Commodity currencies good for FX reserve pool
NEW YORK (Reuters) - Countries seeking to diversify the pool of assets in their foreign exchange reserve portfolio should consider including commodity currencies to the mix, Barclays' chief currency strategist, Steven Englander, said on Tuesday.
Commodity currencies including the Australian, Canadian and New Zealand dollars, whose values are strongly linked to the export of certain raw materials, offer protection against commodity price shocks and also do not face the risk of falling interest rates, Englander said.
Englander, speaking at the Reuters Investment Outlook Summit in New York, called the currencies "increasingly attractive for reserve managers."

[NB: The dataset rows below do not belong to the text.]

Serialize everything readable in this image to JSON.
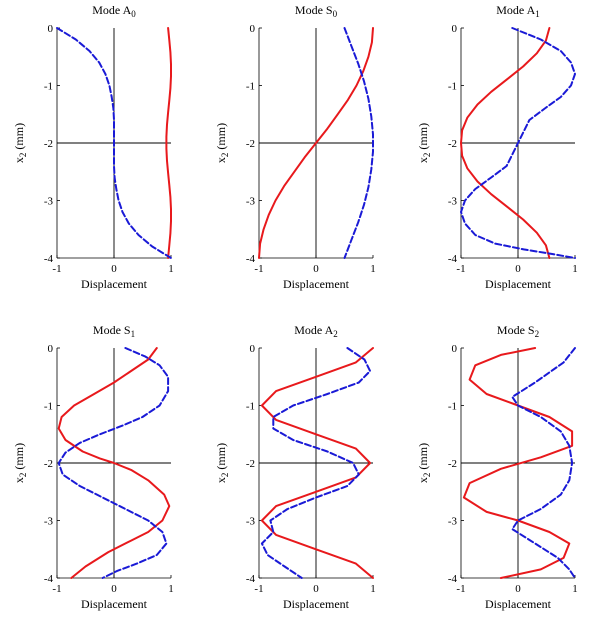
{
  "chart_data": [
    {
      "type": "line",
      "title": "Mode A",
      "title_subscript": "0",
      "xlabel": "Displacement",
      "ylabel": "x",
      "ylabel_subscript": "2",
      "ylabel_unit": " (mm)",
      "xlim": [
        -1,
        1
      ],
      "ylim": [
        -4,
        0
      ],
      "xticks": [
        "-1",
        "0",
        "1"
      ],
      "yticks": [
        "0",
        "-1",
        "-2",
        "-3",
        "-4"
      ],
      "series": [
        {
          "style": "solid",
          "color": "#e8191c",
          "x": [
            0.95,
            0.97,
            0.99,
            1.0,
            1.0,
            0.99,
            0.97,
            0.95,
            0.93,
            0.92,
            0.92,
            0.93,
            0.95,
            0.97,
            0.99,
            1.0,
            1.0,
            0.99,
            0.97,
            0.95
          ],
          "y": [
            0.0,
            -0.21,
            -0.42,
            -0.63,
            -0.84,
            -1.05,
            -1.26,
            -1.47,
            -1.68,
            -1.89,
            -2.1,
            -2.31,
            -2.52,
            -2.73,
            -2.94,
            -3.15,
            -3.36,
            -3.57,
            -3.78,
            -4.0
          ]
        },
        {
          "style": "dashed",
          "color": "#1a1ad6",
          "x": [
            -1.0,
            -0.67,
            -0.43,
            -0.26,
            -0.15,
            -0.08,
            -0.04,
            -0.01,
            0.0,
            0.0,
            0.0,
            0.0,
            0.0,
            0.01,
            0.04,
            0.08,
            0.15,
            0.26,
            0.43,
            0.67,
            1.0
          ],
          "y": [
            0.0,
            -0.2,
            -0.4,
            -0.6,
            -0.8,
            -1.0,
            -1.2,
            -1.4,
            -1.6,
            -1.8,
            -2.0,
            -2.2,
            -2.4,
            -2.6,
            -2.8,
            -3.0,
            -3.2,
            -3.4,
            -3.6,
            -3.8,
            -4.0
          ]
        }
      ]
    },
    {
      "type": "line",
      "title": "Mode S",
      "title_subscript": "0",
      "xlabel": "Displacement",
      "ylabel": "x",
      "ylabel_subscript": "2",
      "ylabel_unit": " (mm)",
      "xlim": [
        -1,
        1
      ],
      "ylim": [
        -4,
        0
      ],
      "xticks": [
        "-1",
        "0",
        "1"
      ],
      "yticks": [
        "0",
        "-1",
        "-2",
        "-3",
        "-4"
      ],
      "series": [
        {
          "style": "solid",
          "color": "#e8191c",
          "x": [
            1.0,
            0.98,
            0.92,
            0.83,
            0.71,
            0.56,
            0.38,
            0.2,
            0.0,
            -0.2,
            -0.38,
            -0.56,
            -0.71,
            -0.83,
            -0.92,
            -0.98,
            -1.0
          ],
          "y": [
            0.0,
            -0.25,
            -0.5,
            -0.75,
            -1.0,
            -1.25,
            -1.5,
            -1.75,
            -2.0,
            -2.25,
            -2.5,
            -2.75,
            -3.0,
            -3.25,
            -3.5,
            -3.75,
            -4.0
          ]
        },
        {
          "style": "dashed",
          "color": "#1a1ad6",
          "x": [
            0.5,
            0.62,
            0.74,
            0.84,
            0.92,
            0.97,
            1.0,
            1.0,
            0.97,
            0.92,
            0.84,
            0.74,
            0.62,
            0.5
          ],
          "y": [
            0.0,
            -0.31,
            -0.62,
            -0.92,
            -1.23,
            -1.54,
            -1.85,
            -2.15,
            -2.46,
            -2.77,
            -3.08,
            -3.38,
            -3.69,
            -4.0
          ]
        }
      ]
    },
    {
      "type": "line",
      "title": "Mode A",
      "title_subscript": "1",
      "xlabel": "Displacement",
      "ylabel": "x",
      "ylabel_subscript": "2",
      "ylabel_unit": " (mm)",
      "xlim": [
        -1,
        1
      ],
      "ylim": [
        -4,
        0
      ],
      "xticks": [
        "-1",
        "0",
        "1"
      ],
      "yticks": [
        "0",
        "-1",
        "-2",
        "-3",
        "-4"
      ],
      "series": [
        {
          "style": "solid",
          "color": "#e8191c",
          "x": [
            0.55,
            0.49,
            0.33,
            0.09,
            -0.19,
            -0.47,
            -0.71,
            -0.89,
            -0.98,
            -1.0,
            -0.98,
            -0.89,
            -0.71,
            -0.47,
            -0.19,
            0.09,
            0.33,
            0.49,
            0.55
          ],
          "y": [
            0.0,
            -0.22,
            -0.44,
            -0.67,
            -0.89,
            -1.11,
            -1.33,
            -1.56,
            -1.78,
            -2.0,
            -2.22,
            -2.44,
            -2.67,
            -2.89,
            -3.11,
            -3.33,
            -3.56,
            -3.78,
            -4.0
          ]
        },
        {
          "style": "dashed",
          "color": "#1a1ad6",
          "x": [
            -0.1,
            0.4,
            0.75,
            0.93,
            1.0,
            0.93,
            0.75,
            0.47,
            0.2,
            0.0,
            -0.2,
            -0.47,
            -0.75,
            -0.93,
            -1.0,
            -0.93,
            -0.75,
            -0.4,
            0.1,
            0.6,
            1.0
          ],
          "y": [
            0.0,
            -0.2,
            -0.4,
            -0.6,
            -0.8,
            -1.0,
            -1.2,
            -1.4,
            -1.6,
            -2.0,
            -2.4,
            -2.6,
            -2.8,
            -3.0,
            -3.2,
            -3.4,
            -3.6,
            -3.75,
            -3.85,
            -3.93,
            -4.0
          ]
        }
      ]
    },
    {
      "type": "line",
      "title": "Mode S",
      "title_subscript": "1",
      "xlabel": "Displacement",
      "ylabel": "x",
      "ylabel_subscript": "2",
      "ylabel_unit": " (mm)",
      "xlim": [
        -1,
        1
      ],
      "ylim": [
        -4,
        0
      ],
      "xticks": [
        "-1",
        "0",
        "1"
      ],
      "yticks": [
        "0",
        "-1",
        "-2",
        "-3",
        "-4"
      ],
      "series": [
        {
          "style": "solid",
          "color": "#e8191c",
          "x": [
            0.75,
            0.6,
            0.3,
            0.0,
            -0.35,
            -0.7,
            -0.92,
            -0.97,
            -0.85,
            -0.55,
            -0.25,
            0.0,
            0.3,
            0.6,
            0.88,
            0.97,
            0.85,
            0.6,
            0.3,
            -0.1,
            -0.5,
            -0.75
          ],
          "y": [
            0.0,
            -0.2,
            -0.4,
            -0.6,
            -0.8,
            -1.0,
            -1.2,
            -1.4,
            -1.6,
            -1.8,
            -1.92,
            -2.0,
            -2.12,
            -2.3,
            -2.55,
            -2.75,
            -3.0,
            -3.2,
            -3.35,
            -3.55,
            -3.8,
            -4.0
          ]
        },
        {
          "style": "dashed",
          "color": "#1a1ad6",
          "x": [
            0.2,
            0.55,
            0.8,
            0.95,
            0.95,
            0.8,
            0.5,
            0.15,
            -0.25,
            -0.6,
            -0.85,
            -0.97,
            -0.9,
            -0.6,
            -0.2,
            0.2,
            0.6,
            0.85,
            0.92,
            0.75,
            0.4,
            0.05,
            -0.2
          ],
          "y": [
            0.0,
            -0.15,
            -0.3,
            -0.5,
            -0.75,
            -1.0,
            -1.2,
            -1.35,
            -1.5,
            -1.65,
            -1.82,
            -2.0,
            -2.2,
            -2.4,
            -2.6,
            -2.8,
            -3.0,
            -3.2,
            -3.4,
            -3.6,
            -3.75,
            -3.88,
            -4.0
          ]
        }
      ]
    },
    {
      "type": "line",
      "title": "Mode A",
      "title_subscript": "2",
      "xlabel": "Displacement",
      "ylabel": "x",
      "ylabel_subscript": "2",
      "ylabel_unit": " (mm)",
      "xlim": [
        -1,
        1
      ],
      "ylim": [
        -4,
        0
      ],
      "xticks": [
        "-1",
        "0",
        "1"
      ],
      "yticks": [
        "0",
        "-1",
        "-2",
        "-3",
        "-4"
      ],
      "series": [
        {
          "style": "solid",
          "color": "#e8191c",
          "x": [
            1.0,
            0.7,
            0.0,
            -0.7,
            -0.95,
            -0.7,
            0.0,
            0.7,
            0.95,
            0.7,
            0.0,
            -0.7,
            -0.95,
            -0.7,
            0.0,
            0.7,
            1.0
          ],
          "y": [
            0.0,
            -0.25,
            -0.5,
            -0.75,
            -1.0,
            -1.25,
            -1.5,
            -1.75,
            -2.0,
            -2.25,
            -2.5,
            -2.75,
            -3.0,
            -3.25,
            -3.5,
            -3.75,
            -4.0
          ]
        },
        {
          "style": "dashed",
          "color": "#1a1ad6",
          "x": [
            0.55,
            0.85,
            0.95,
            0.75,
            0.2,
            -0.4,
            -0.75,
            -0.75,
            -0.4,
            0.2,
            0.65,
            0.75,
            0.55,
            0.0,
            -0.5,
            -0.8,
            -0.75,
            -0.95,
            -0.85,
            -0.55,
            -0.25
          ],
          "y": [
            0.0,
            -0.2,
            -0.4,
            -0.6,
            -0.8,
            -1.0,
            -1.2,
            -1.4,
            -1.6,
            -1.8,
            -2.0,
            -2.2,
            -2.4,
            -2.6,
            -2.8,
            -3.0,
            -3.2,
            -3.4,
            -3.6,
            -3.8,
            -4.0
          ]
        }
      ]
    },
    {
      "type": "line",
      "title": "Mode S",
      "title_subscript": "2",
      "xlabel": "Displacement",
      "ylabel": "x",
      "ylabel_subscript": "2",
      "ylabel_unit": " (mm)",
      "xlim": [
        -1,
        1
      ],
      "ylim": [
        -4,
        0
      ],
      "xticks": [
        "-1",
        "0",
        "1"
      ],
      "yticks": [
        "0",
        "-1",
        "-2",
        "-3",
        "-4"
      ],
      "series": [
        {
          "style": "solid",
          "color": "#e8191c",
          "x": [
            0.3,
            -0.3,
            -0.75,
            -0.85,
            -0.55,
            0.0,
            0.55,
            0.95,
            0.95,
            0.4,
            -0.3,
            -0.85,
            -0.95,
            -0.55,
            0.0,
            0.55,
            0.9,
            0.8,
            0.4,
            -0.3
          ],
          "y": [
            0.0,
            -0.12,
            -0.3,
            -0.55,
            -0.8,
            -1.0,
            -1.2,
            -1.45,
            -1.7,
            -1.9,
            -2.1,
            -2.35,
            -2.6,
            -2.85,
            -3.0,
            -3.2,
            -3.4,
            -3.65,
            -3.85,
            -4.0
          ]
        },
        {
          "style": "dashed",
          "color": "#1a1ad6",
          "x": [
            1.0,
            0.8,
            0.3,
            -0.1,
            0.0,
            0.4,
            0.75,
            0.9,
            0.95,
            0.9,
            0.75,
            0.4,
            0.0,
            -0.1,
            0.3,
            0.7,
            0.9,
            1.0
          ],
          "y": [
            0.0,
            -0.25,
            -0.6,
            -0.85,
            -1.0,
            -1.2,
            -1.45,
            -1.7,
            -2.0,
            -2.3,
            -2.55,
            -2.8,
            -3.0,
            -3.15,
            -3.4,
            -3.65,
            -3.85,
            -4.0
          ]
        }
      ]
    }
  ]
}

The future of the U.S. dollar as the world's main reserve currency has been increasingly questioned as the United States issues trillions of dollars to help finance stimulus packages and bailouts.
Emerging market heavyweights Brazil, Russia, India and China, also known as the BRIC group, meeting in Russia on Tuesday called for a "diversified, stable and predictable currency system."
Still, they did not explicitly mention the U.S. dollar or an alternative supranational reserve currency.
"G-10 commodity currencies are the ones that are really getting the closest attention," Englander said. "Theirs is a recovery story, a valuation story. Central banks in those countries are done cutting interest rates and quantitative easing is out of the door."